Is your feature request related to a problem? Please describe. I'm having trouble getting the MFA to produce output TextGrids when training a new aligner on a (large set of) single-word utterances collected as laboratory speech. (I see from some Googling around that this may be a known issue: https://groups.google.com/g/mfa-users/c/G5VrtE24Vj0.) No problems arise during validation, though during training I get "No files were aligned, this likely indicates serious problems with the aligner" errors during the alignment part of the sat phase.

Describe the solution you'd like Documentation for recommended settings for training on sets of single-word utterances, and/or an option to invoke such settings as the defaults when validating corpus or doing model training + alignment.

Describe alternatives you've considered I've tried to align the same data by combining the single-word utterances from each speaker into larger files (~ 6 minutes total each), but this doesn't work either, and the same issues arise. I assume that's because these files are too long? Still need to play around with combining into a series of mid-sized files of 5-15 words each (for example).

Adjusting beam width does not resolve these issues (https://montreal-forced-aligner.readthedocs.io/en/latest/user_guide/configuration/global.html#global-options).

I also see that other people have addressed this issue by deleting files in \Documents\MFA; this does not resolve the issue for me.

mmcauliffe commented 11 months ago

Can you try running mfa segment with the latest 3.0 alpha? That should break the transcription into segments that can be aligned, and lab speech should be pretty easy to segment with basic VAD (but you can use the --speechbrain flag for a better VAD if it doesn't work).

The latest version of mfa segment does an extra step of trying to align as much of the transcript to the VAD-created segments so it should generate a file that you can then use for mfa align. I might incorporate this as the default behavior for longer files in the future, but since it hasn't been tested thoroughly outside of my own use cases, I figure it's better to generate an intermediate TextGrid file that can be inspected and aligned as necessary.

rbennett24 commented 11 months ago

Thanks Michael. I did upgrade to v3.0.0a4, and that fixed the no-output problem --- TextGrids are now being produced for the large set of single-word utterances. Still, the alignments are quite bad.

When you suggest running mfa segment, should I try that on the large set of extracted, single-word utterance .wav files, or on the small set longer reconstructed .wav files that are 5-10 minutes each, and contain only the target single word utterances concatenated with each other? Just checking.

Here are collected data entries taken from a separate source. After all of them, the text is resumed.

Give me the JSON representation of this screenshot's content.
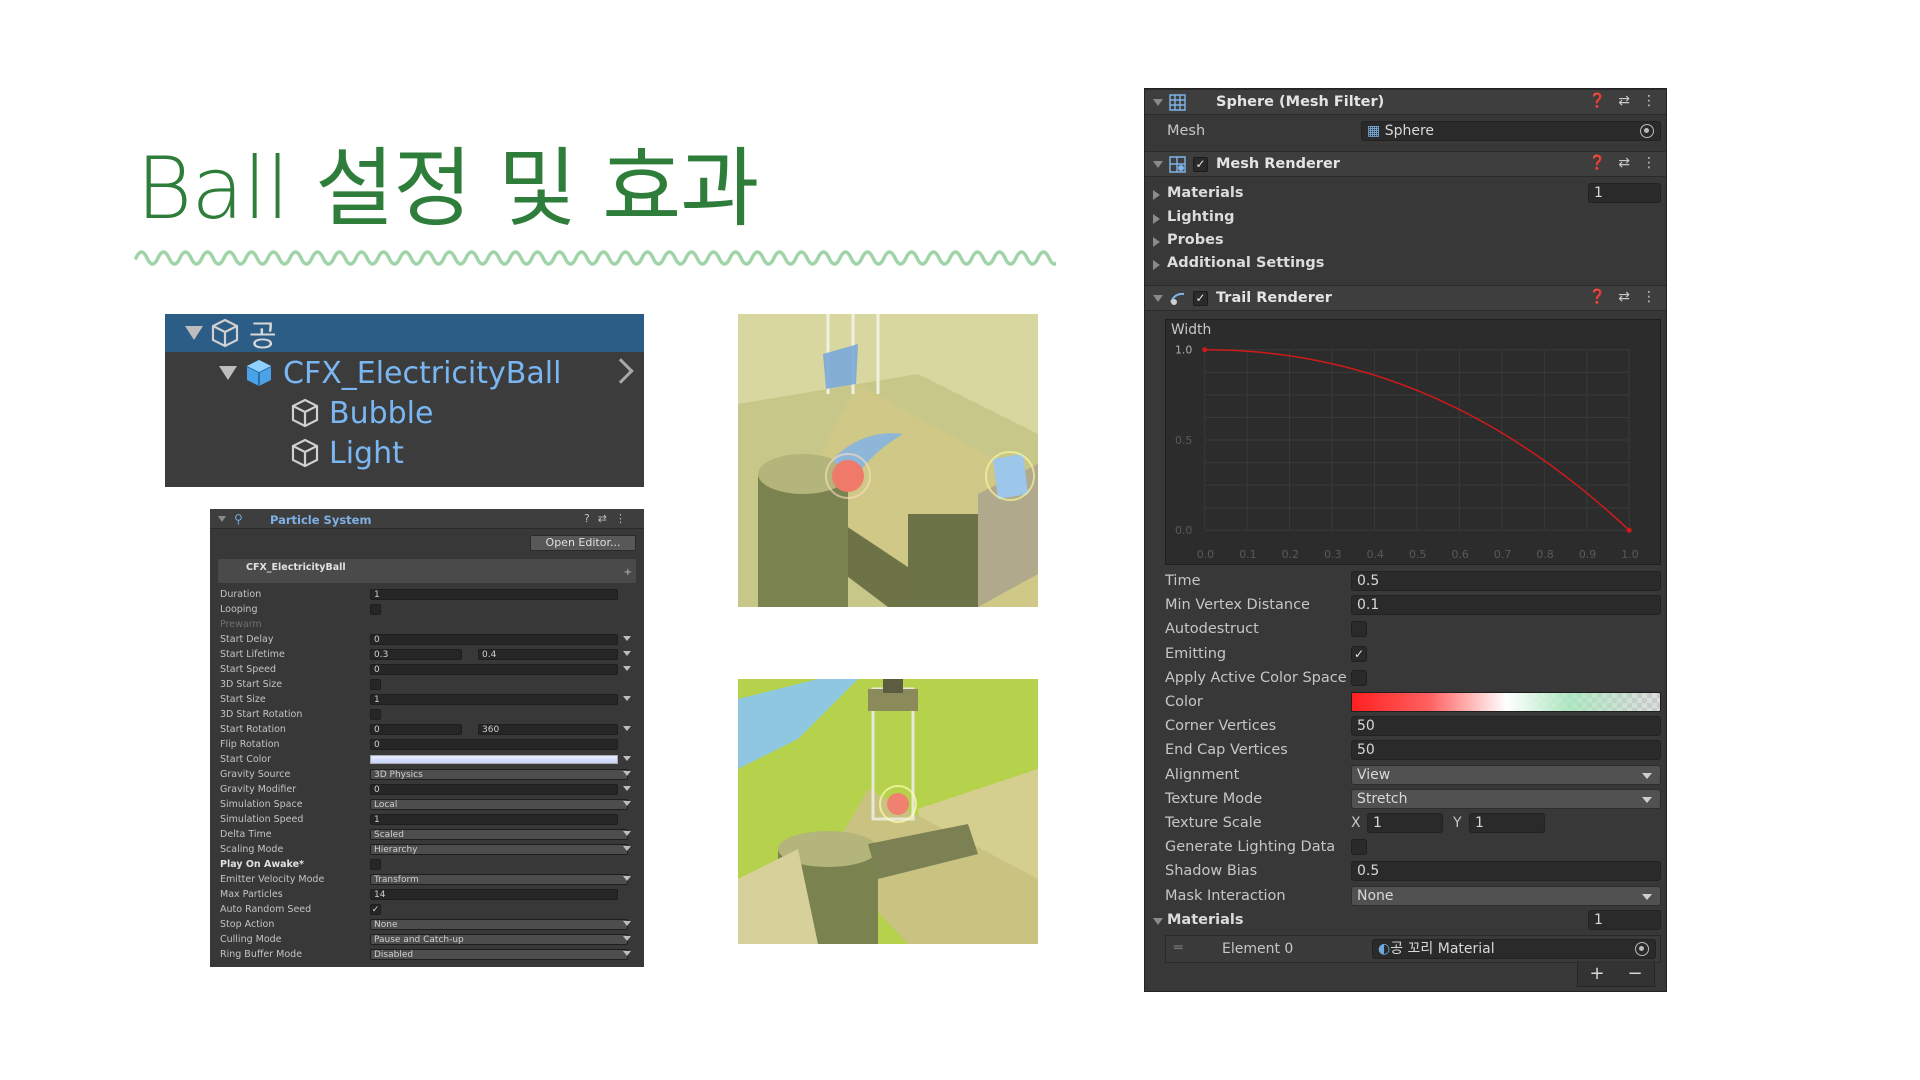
{
  "slide": {
    "title": "Ball 설정 및 효과",
    "accent_color": "#2e7d3a",
    "wave_color": "#9fd4a8"
  },
  "hierarchy": {
    "rows": [
      {
        "label": "공",
        "expanded": true,
        "selected": true,
        "icon": "cube-icon"
      },
      {
        "label": "CFX_ElectricityBall",
        "expanded": true,
        "prefab": true,
        "icon": "prefab-cube-icon"
      },
      {
        "label": "Bubble",
        "icon": "cube-icon"
      },
      {
        "label": "Light",
        "icon": "cube-icon"
      }
    ]
  },
  "particle_system": {
    "title": "Particle System",
    "open_editor": "Open Editor...",
    "module_name": "CFX_ElectricityBall",
    "props": [
      {
        "label": "Duration",
        "value": "1"
      },
      {
        "label": "Looping",
        "checkbox": false
      },
      {
        "label": "Prewarm",
        "dim": true
      },
      {
        "label": "Start Delay",
        "value": "0"
      },
      {
        "label": "Start Lifetime",
        "value": "0.3",
        "value2": "0.4"
      },
      {
        "label": "Start Speed",
        "value": "0"
      },
      {
        "label": "3D Start Size",
        "checkbox": false
      },
      {
        "label": "Start Size",
        "value": "1"
      },
      {
        "label": "3D Start Rotation",
        "checkbox": false
      },
      {
        "label": "Start Rotation",
        "value": "0",
        "value2": "360"
      },
      {
        "label": "Flip Rotation",
        "value": "0"
      },
      {
        "label": "Start Color",
        "color": true
      },
      {
        "label": "Gravity Source",
        "value": "3D Physics",
        "dropdown": true
      },
      {
        "label": "Gravity Modifier",
        "value": "0"
      },
      {
        "label": "Simulation Space",
        "value": "Local",
        "dropdown": true
      },
      {
        "label": "Simulation Speed",
        "value": "1"
      },
      {
        "label": "Delta Time",
        "value": "Scaled",
        "dropdown": true
      },
      {
        "label": "Scaling Mode",
        "value": "Hierarchy",
        "dropdown": true
      },
      {
        "label": "Play On Awake*",
        "checkbox": false,
        "bold": true
      },
      {
        "label": "Emitter Velocity Mode",
        "value": "Transform",
        "dropdown": true
      },
      {
        "label": "Max Particles",
        "value": "14"
      },
      {
        "label": "Auto Random Seed",
        "checkbox": true
      },
      {
        "label": "Stop Action",
        "value": "None",
        "dropdown": true
      },
      {
        "label": "Culling Mode",
        "value": "Pause and Catch-up",
        "dropdown": true
      },
      {
        "label": "Ring Buffer Mode",
        "value": "Disabled",
        "dropdown": true
      }
    ]
  },
  "inspector": {
    "mesh_filter": {
      "name": "Sphere (Mesh Filter)",
      "mesh_label": "Mesh",
      "mesh_value": "Sphere"
    },
    "mesh_renderer": {
      "name": "Mesh Renderer",
      "enabled": true,
      "sections": [
        "Materials",
        "Lighting",
        "Probes",
        "Additional Settings"
      ],
      "materials_count": "1"
    },
    "trail_renderer": {
      "name": "Trail Renderer",
      "enabled": true,
      "width_label": "Width",
      "curve_y_ticks": [
        "1.0",
        "0.5",
        "0.0"
      ],
      "curve_x_ticks": [
        "0.0",
        "0.1",
        "0.2",
        "0.3",
        "0.4",
        "0.5",
        "0.6",
        "0.7",
        "0.8",
        "0.9",
        "1.0"
      ],
      "width_curve": [
        {
          "t": 0.0,
          "w": 1.0
        },
        {
          "t": 0.5,
          "w": 0.8
        },
        {
          "t": 1.0,
          "w": 0.0
        }
      ],
      "curve_color": "#d01a1a",
      "time_label": "Time",
      "time": "0.5",
      "min_vertex_label": "Min Vertex Distance",
      "min_vertex": "0.1",
      "autodestruct_label": "Autodestruct",
      "autodestruct": false,
      "emitting_label": "Emitting",
      "emitting": true,
      "apply_active_label": "Apply Active Color Space",
      "apply_active": false,
      "color_label": "Color",
      "corner_label": "Corner Vertices",
      "corner": "50",
      "endcap_label": "End Cap Vertices",
      "endcap": "50",
      "alignment_label": "Alignment",
      "alignment": "View",
      "texture_mode_label": "Texture Mode",
      "texture_mode": "Stretch",
      "texture_scale_label": "Texture Scale",
      "ts_x_label": "X",
      "ts_x": "1",
      "ts_y_label": "Y",
      "ts_y": "1",
      "gen_lighting_label": "Generate Lighting Data",
      "gen_lighting": false,
      "shadow_bias_label": "Shadow Bias",
      "shadow_bias": "0.5",
      "mask_label": "Mask Interaction",
      "mask": "None",
      "materials_label": "Materials",
      "materials_count": "1",
      "element_label": "Element 0",
      "element_value": "공 꼬리 Material",
      "add_button": "+",
      "remove_button": "−"
    }
  }
}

mmcauliffe commented 11 months ago

The mfa segment call would be on the wav files that are 5-10 minutes long with lab file transcriptions, and this will produce TextGrid files for them that should have intervals for each word in the original transcription. After sanity checking them, you'd have to either make a new corpus with the wav/TextGrid pairs or use the generated TextGrid directory as the corpus directory and specify --audio_directory /path/to/original/corpus.

If you then run mfa align on these generated files, then it shouldn't be too bad. Though if you can show exactly how the alignments are bad, that'd be helpful. It might be worthwhile to try the --speechbrain flag for segment generation, or it might be that they aren't generating enough silence padding, which can be controlled by setting --close_th 1.0 or something higher (the default is 0.333 seconds, which half of which is used to pad segments, so setting it to 1.0 would result in 0.5 seconds of padding).

Let me know if that makes sense or anything needs clarification, I'm still working on docs (and the actual API) for explaining all this.

This might not be the root of your alignment quality problem, since those should be single word utterances. If you don't have any silence in any of the files, you might want to specify --initial_silence_probability 0.0 to make sure it isn't trying to insert silence initially (again, mostly guessing at possible causes of the poor alignment).

rbennett24 commented 11 months ago

Am I right that mfa segment requires a pretrained acoustic model already? When I try to call it without one, I get an error; but of course the issue to begin with is that I'm having trouble training a model. On v3.0.0a4 I'm now getting divide by zero errors when I try to train on these longer re-concatenated files ZeroDivisionError: float division by zero, even when playing with beam width, so I can't even train a bad model on those files.

I'll play around with some of the other suggestions in this thread as well, thanks.

mmcauliffe commented 11 months ago

Yes, it does require an acoustic model (sorry, missed the part that you were trying to train a model, not just align). If it's not a language with a pretrained available, you can try using mfa segment_vad but it the generated TextGrids just have "speech" intervals since it won't know what's in the intervals, but if it's a single word per utterance, you might be able to script something extra to put the words in.